你可以看看进入代码，看看如何解析cookie或只是让这个文件为你做的工作。

I'm trying to use the new fbsr_{{appID}} cookie.

I'm using the following functions to parse it, but when I try to get the access_token afterwards, I get 'error validating verification code' message. Is something wrong with these parsing functions? If not, what could be the problem?

more info: I managed to log users in without cookies using the oauth link which redirects back into my site with the code as a parameter, so it can't be the app id, app secret or the redirect_uri. Another reason is that these have different error messages.

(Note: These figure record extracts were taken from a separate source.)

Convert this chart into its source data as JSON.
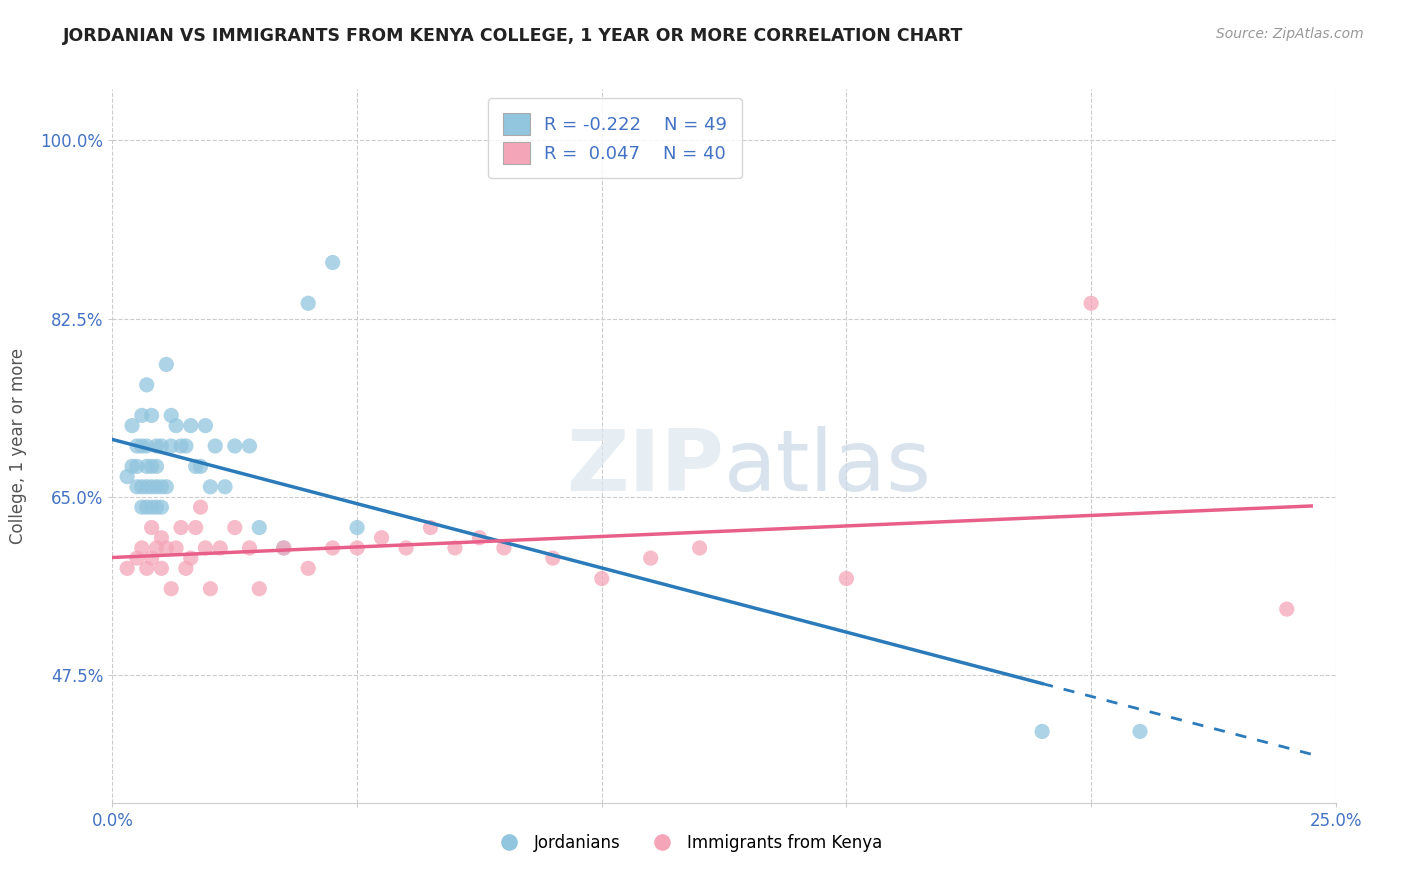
{
  "title": "JORDANIAN VS IMMIGRANTS FROM KENYA COLLEGE, 1 YEAR OR MORE CORRELATION CHART",
  "source_text": "Source: ZipAtlas.com",
  "ylabel": "College, 1 year or more",
  "watermark": "ZIPatlas",
  "xlim": [
    0.0,
    0.25
  ],
  "ylim": [
    0.35,
    1.05
  ],
  "color_jordan": "#92c5de",
  "color_kenya": "#f4a6b8",
  "trendline_jordan_color": "#2b7bba",
  "trendline_kenya_color": "#e8608a",
  "background_color": "#ffffff",
  "grid_color": "#cccccc",
  "legend_label1": "Jordanians",
  "legend_label2": "Immigrants from Kenya",
  "jordan_x": [
    0.003,
    0.004,
    0.004,
    0.005,
    0.005,
    0.005,
    0.006,
    0.006,
    0.006,
    0.006,
    0.007,
    0.007,
    0.007,
    0.007,
    0.007,
    0.008,
    0.008,
    0.008,
    0.008,
    0.009,
    0.009,
    0.009,
    0.009,
    0.01,
    0.01,
    0.01,
    0.011,
    0.011,
    0.012,
    0.012,
    0.013,
    0.014,
    0.015,
    0.016,
    0.017,
    0.018,
    0.019,
    0.02,
    0.021,
    0.023,
    0.025,
    0.028,
    0.03,
    0.035,
    0.04,
    0.045,
    0.05,
    0.19,
    0.21
  ],
  "jordan_y": [
    0.67,
    0.68,
    0.72,
    0.66,
    0.68,
    0.7,
    0.64,
    0.66,
    0.7,
    0.73,
    0.64,
    0.66,
    0.68,
    0.7,
    0.76,
    0.64,
    0.66,
    0.68,
    0.73,
    0.64,
    0.66,
    0.68,
    0.7,
    0.64,
    0.66,
    0.7,
    0.66,
    0.78,
    0.7,
    0.73,
    0.72,
    0.7,
    0.7,
    0.72,
    0.68,
    0.68,
    0.72,
    0.66,
    0.7,
    0.66,
    0.7,
    0.7,
    0.62,
    0.6,
    0.84,
    0.88,
    0.62,
    0.42,
    0.42
  ],
  "kenya_x": [
    0.003,
    0.005,
    0.006,
    0.007,
    0.008,
    0.008,
    0.009,
    0.01,
    0.01,
    0.011,
    0.012,
    0.013,
    0.014,
    0.015,
    0.016,
    0.017,
    0.018,
    0.019,
    0.02,
    0.022,
    0.025,
    0.028,
    0.03,
    0.035,
    0.04,
    0.045,
    0.05,
    0.055,
    0.06,
    0.065,
    0.07,
    0.075,
    0.08,
    0.09,
    0.1,
    0.11,
    0.12,
    0.15,
    0.2,
    0.24
  ],
  "kenya_y": [
    0.58,
    0.59,
    0.6,
    0.58,
    0.59,
    0.62,
    0.6,
    0.58,
    0.61,
    0.6,
    0.56,
    0.6,
    0.62,
    0.58,
    0.59,
    0.62,
    0.64,
    0.6,
    0.56,
    0.6,
    0.62,
    0.6,
    0.56,
    0.6,
    0.58,
    0.6,
    0.6,
    0.61,
    0.6,
    0.62,
    0.6,
    0.61,
    0.6,
    0.59,
    0.57,
    0.59,
    0.6,
    0.57,
    0.84,
    0.54
  ]
}
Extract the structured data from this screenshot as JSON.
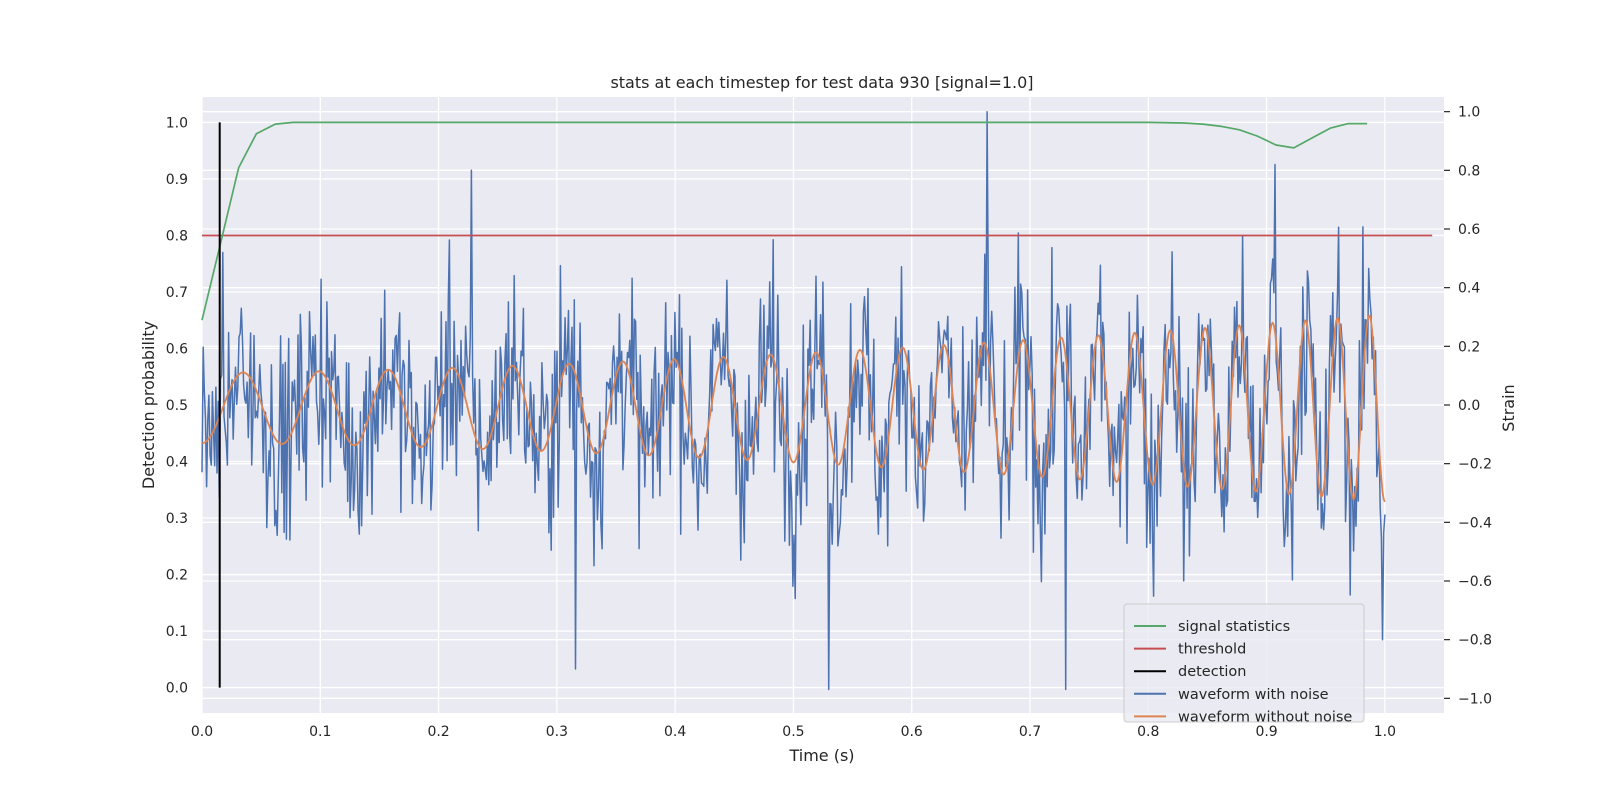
{
  "chart_data": {
    "type": "line",
    "title": "stats at each timestep for test data 930 [signal=1.0]",
    "xlabel": "Time (s)",
    "ylabel": "Detection probability",
    "y2label": "Strain",
    "xlim": [
      0.0,
      1.05
    ],
    "ylim": [
      -0.045,
      1.045
    ],
    "y2lim": [
      -1.05,
      1.05
    ],
    "grid": true,
    "legend_position": "lower right",
    "xticks": [
      "0.0",
      "0.1",
      "0.2",
      "0.3",
      "0.4",
      "0.5",
      "0.6",
      "0.7",
      "0.8",
      "0.9",
      "1.0"
    ],
    "yticks": [
      "0.0",
      "0.1",
      "0.2",
      "0.3",
      "0.4",
      "0.5",
      "0.6",
      "0.7",
      "0.8",
      "0.9",
      "1.0"
    ],
    "y2ticks": [
      "−1.0",
      "−0.8",
      "−0.6",
      "−0.4",
      "−0.2",
      "0.0",
      "0.2",
      "0.4",
      "0.6",
      "0.8",
      "1.0"
    ],
    "colors": {
      "signal_statistics": "#55a868",
      "threshold": "#c44e52",
      "detection": "#000000",
      "waveform_with_noise": "#4c72b0",
      "waveform_without_noise": "#dd8452",
      "plot_background": "#eaeaf2",
      "grid": "#ffffff"
    },
    "series": [
      {
        "name": "signal statistics",
        "axis": "left",
        "x": [
          0.0,
          0.015,
          0.031,
          0.046,
          0.062,
          0.077,
          0.092,
          0.2,
          0.4,
          0.6,
          0.8,
          0.83,
          0.846,
          0.862,
          0.877,
          0.892,
          0.908,
          0.923,
          0.938,
          0.954,
          0.969,
          0.985
        ],
        "values": [
          0.65,
          0.78,
          0.92,
          0.98,
          0.997,
          1.0,
          1.0,
          1.0,
          1.0,
          1.0,
          1.0,
          0.999,
          0.997,
          0.993,
          0.987,
          0.976,
          0.96,
          0.955,
          0.972,
          0.99,
          0.998,
          0.998
        ]
      },
      {
        "name": "threshold",
        "axis": "left",
        "x": [
          0.0,
          1.04
        ],
        "values": [
          0.8,
          0.8
        ]
      },
      {
        "name": "detection",
        "axis": "left",
        "x": [
          0.015,
          0.015
        ],
        "values": [
          0.0,
          1.0
        ]
      },
      {
        "name": "waveform with noise",
        "axis": "right",
        "x_start": 0.0,
        "x_end": 1.0,
        "n_points": 1024,
        "generator": "noisy",
        "amplitude_std": 0.27,
        "extremes": [
          {
            "x": 0.664,
            "value": 1.0
          },
          {
            "x": 0.53,
            "value": -0.97
          },
          {
            "x": 0.73,
            "value": -0.97
          },
          {
            "x": 0.907,
            "value": 0.82
          },
          {
            "x": 0.228,
            "value": 0.8
          },
          {
            "x": 0.316,
            "value": -0.9
          },
          {
            "x": 0.998,
            "value": -0.8
          }
        ]
      },
      {
        "name": "waveform without noise",
        "axis": "right",
        "x_start": 0.0,
        "x_end": 1.0,
        "n_points": 1024,
        "generator": "chirp",
        "amplitude_start": 0.12,
        "amplitude_end": 0.32,
        "offset": -0.01,
        "frequency_start_hz": 14.0,
        "frequency_end_hz": 38.0
      }
    ],
    "legend": [
      "signal statistics",
      "threshold",
      "detection",
      "waveform with noise",
      "waveform without noise"
    ]
  }
}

def base64_url_decode(inp):
    padding_factor = (4 - len(inp) % 4) % 4
    inp += "="*padding_factor 
    return base64.b64decode(unicode(inp).translate(dict(zip(map(ord, u'-_'), u'+/'))))

def parse_signed_request(signed_request, secret):

    l = signed_request.split('.', 2)
    encoded_sig = l[0]
    payload = l[1]

    sig = base64_url_decode(encoded_sig)
    data = json.loads(base64_url_decode(payload))

    if data.get('algorithm').upper() != 'HMAC-SHA256':
        logging.error('Unknown algorithm')
        return None
    else:
        expected_sig = hmac.new(secret, msg=payload, digestmod=hashlib.sha256).digest()

    if sig != expected_sig:
        return None
    else:
        logging.debug('valid signed request received..')
        return data

args = {}
args['client_id'] = fbapp_id
args['redirect_uri'] = site_url 
args['client_secret'] = fbapp_secret
args['code'] = code
response = urllib.urlopen('https://graph.facebook.com/oauth/access_token?'+urllib.urlencode(args))
# ... here i'm getting the error back from the server: error validating verification code...

There is a modified version of the facebook python SDK which supports OAuth 2.0 and parsing of the fbsr_ cookie on github here:

https://gist.github.com/1190267

You can look into the code to see how to parse the cookie or just let that file do the work for you.